It is my fault.
I was wrong.
I spoke carelessly and hurt people I care about.
I hurt them to the point that they won't let me say I'm sorry.
My intentions however harmless, had results that I never imagined. Now they see me as someone I do not believe I am. But my actions toward them tell them that I am that kind of person.
In tears and sorrow, I am heartily ashamed of myself.
I wish to make it right, but I know I can't.
I wish I could explain myself better... to help them see what I really meant. I am afraid any attempt to do so would result in my digging a bigger hole than I already have.
I was rude and insensitive.
I am too blunt and tactless.
I forgot that computer messages are notoriously bad medium for touchy subjects.
This is the best I can figure out to do. I publicly apologize. I provide the following links so that people can see for themselves how I have behaved badly. This is my public confession. I will do my utmost, with God's help, to change my ways.

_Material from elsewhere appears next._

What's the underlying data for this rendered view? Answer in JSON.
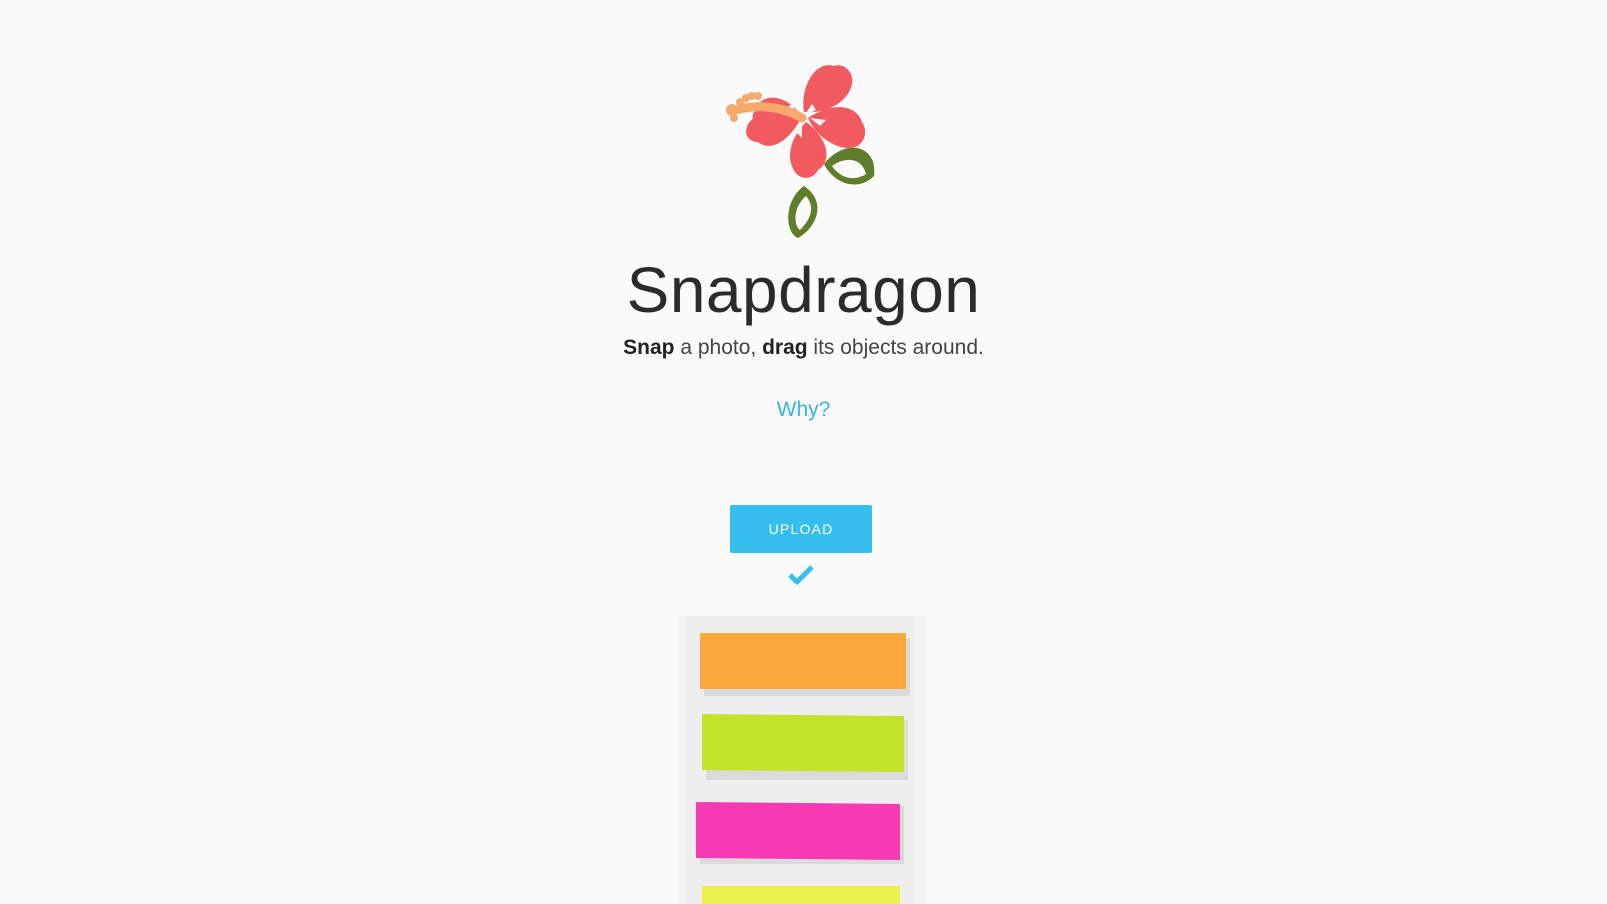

The original post to which I made a comment. ( Update: After publishing I realized that since all commenting has been removed, you are no longer able to see my horribly insensitive comment. This is also why I cannot apologize where the damage was done.)
The results and response to my actions.
I am sure that many others of you will be as horrified as I am that such a wonderful blogger is closing his blog because of my actions. I am truly, truly sorry. Those words cannot convey the depths of my sorrow, but they are the only ones I have.